The cause was bladder cancer, the university announced. 

Dr. Katz, a professor of linguistics and philosophy at the Graduate Center of CUNY, began his teaching career at M.I.T. in 1963. He contributed to the development of a contemporary philosophy of language introduced by his colleague at the institute, Noam Chomsky. 

In his book "Semantic Theory" (Harper & Row, 1972), he helped define the relationship between syntax (word arrangement) and semantics (meaning).

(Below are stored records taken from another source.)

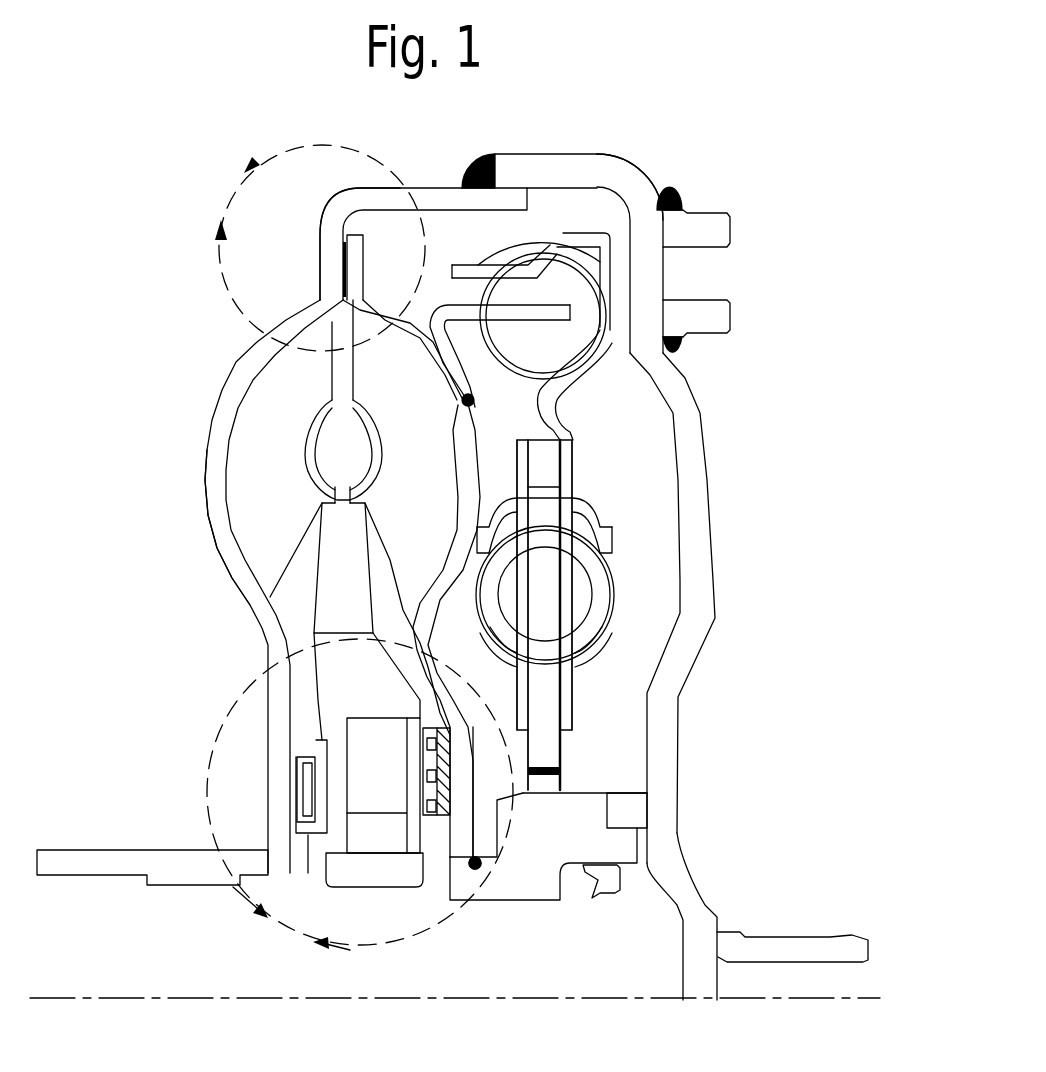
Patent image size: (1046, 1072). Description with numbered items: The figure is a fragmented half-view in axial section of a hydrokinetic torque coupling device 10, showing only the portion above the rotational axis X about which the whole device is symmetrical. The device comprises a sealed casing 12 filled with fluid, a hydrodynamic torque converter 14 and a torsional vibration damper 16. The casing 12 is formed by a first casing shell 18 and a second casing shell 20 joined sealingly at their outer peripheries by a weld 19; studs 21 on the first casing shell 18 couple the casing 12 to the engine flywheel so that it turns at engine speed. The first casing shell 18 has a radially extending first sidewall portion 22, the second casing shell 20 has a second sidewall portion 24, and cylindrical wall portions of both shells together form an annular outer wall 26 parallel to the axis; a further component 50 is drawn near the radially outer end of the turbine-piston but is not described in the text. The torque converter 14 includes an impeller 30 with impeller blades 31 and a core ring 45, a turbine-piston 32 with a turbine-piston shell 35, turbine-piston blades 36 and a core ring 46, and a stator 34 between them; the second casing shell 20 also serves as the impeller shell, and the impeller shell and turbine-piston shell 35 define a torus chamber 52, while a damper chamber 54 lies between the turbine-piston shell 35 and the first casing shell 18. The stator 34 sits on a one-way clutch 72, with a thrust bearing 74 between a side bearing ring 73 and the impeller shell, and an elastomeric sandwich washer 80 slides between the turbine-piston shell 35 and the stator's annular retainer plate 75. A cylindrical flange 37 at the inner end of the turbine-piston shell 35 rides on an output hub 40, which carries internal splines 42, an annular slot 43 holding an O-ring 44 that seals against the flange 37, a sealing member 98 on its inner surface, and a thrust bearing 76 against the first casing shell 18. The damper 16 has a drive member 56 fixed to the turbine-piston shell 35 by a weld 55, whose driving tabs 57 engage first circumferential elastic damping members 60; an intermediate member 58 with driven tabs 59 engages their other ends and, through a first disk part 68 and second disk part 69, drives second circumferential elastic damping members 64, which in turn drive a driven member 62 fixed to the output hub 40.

The hydrokinetic torque coupling device 10 is at (752, 145).
The sealed casing 12 is at (627, 160).
The hydrodynamic torque converter 14 is at (195, 412).
The torsional vibration damper 16 is at (610, 478).
The first casing shell 18 is at (728, 522).
The weld 19 is at (470, 165).
The second casing shell 20 is at (195, 480).
The studs 21 is at (730, 228).
The first sidewall portion 22 is at (652, 282).
The second sidewall portion 24 is at (330, 257).
The annular outer wall 26 is at (440, 178).
The impeller 30 is at (244, 498).
The impeller blades 31 is at (252, 560).
The turbine-piston 32 is at (447, 500).
The stator 34 is at (298, 595).
The turbine-piston shell 35 is at (438, 596).
The turbine-piston blades 36 is at (406, 560).
The cylindrical flange 37 is at (483, 847).
The output hub 40 is at (600, 847).
The internal splines 42 is at (545, 900).
The annular slot 43 is at (475, 870).
The O-ring 44 is at (475, 863).
The core ring 45 is at (313, 425).
The core ring 46 is at (372, 425).
The pin head 50 is at (384, 270).
The torus chamber 52 is at (331, 460).
The damper chamber 54 is at (633, 533).
The weld 55 is at (474, 402).
The drive member 56 is at (427, 325).
The driving tabs 57 is at (534, 315).
The intermediate member 58 is at (590, 232).
The driven tabs 59 is at (525, 268).
The first circumferential elastic damping members 60 is at (673, 373).
The driven member 62 is at (545, 748).
The second circumferential elastic damping members 64 is at (603, 590).
The first disk part 68 is at (568, 716).
The second disk part 69 is at (523, 687).
The one-way clutch 72 is at (364, 778).
The side bearing ring 73 is at (316, 745).
The thrust bearing 74 is at (305, 795).
The annular retainer plate 75 is at (420, 747).
The thrust bearing 76 is at (637, 807).
The elastomeric sandwich washer 80 is at (428, 835).
The sealing member 98 is at (608, 898).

He later rejected the Chomskyan approach, which treated linguistics as a branch of psychology. In books like "Language and Other Abstract Objects" (Rowan & Littlefield, 1981), he explored the analogy between linguistics and mathematics and worked to establish a scientific approach to meaning.

Jerrold Jacob Katz was born July 14, 1932, in Washington. In 1954, he got his bachelor's degree from George Washington University. After serving in the Army Counterintelligence Corps from 1954 to 1956, he earned his Ph.D. from Princeton in 1960. His career at CUNY began in 1975.

He is survived by his wife, Virginia Valian, a professor of psychology and linguistics at Hunter College and the Graduate Center, and two children from an earlier marriage, Seth and Jesse Katz.

Dr. Katz's final book, "Sense, Reference and Philosophy," will be published posthumously by the Oxford University Press. Dr. Katz signed the contract with the publisher the day before his eath.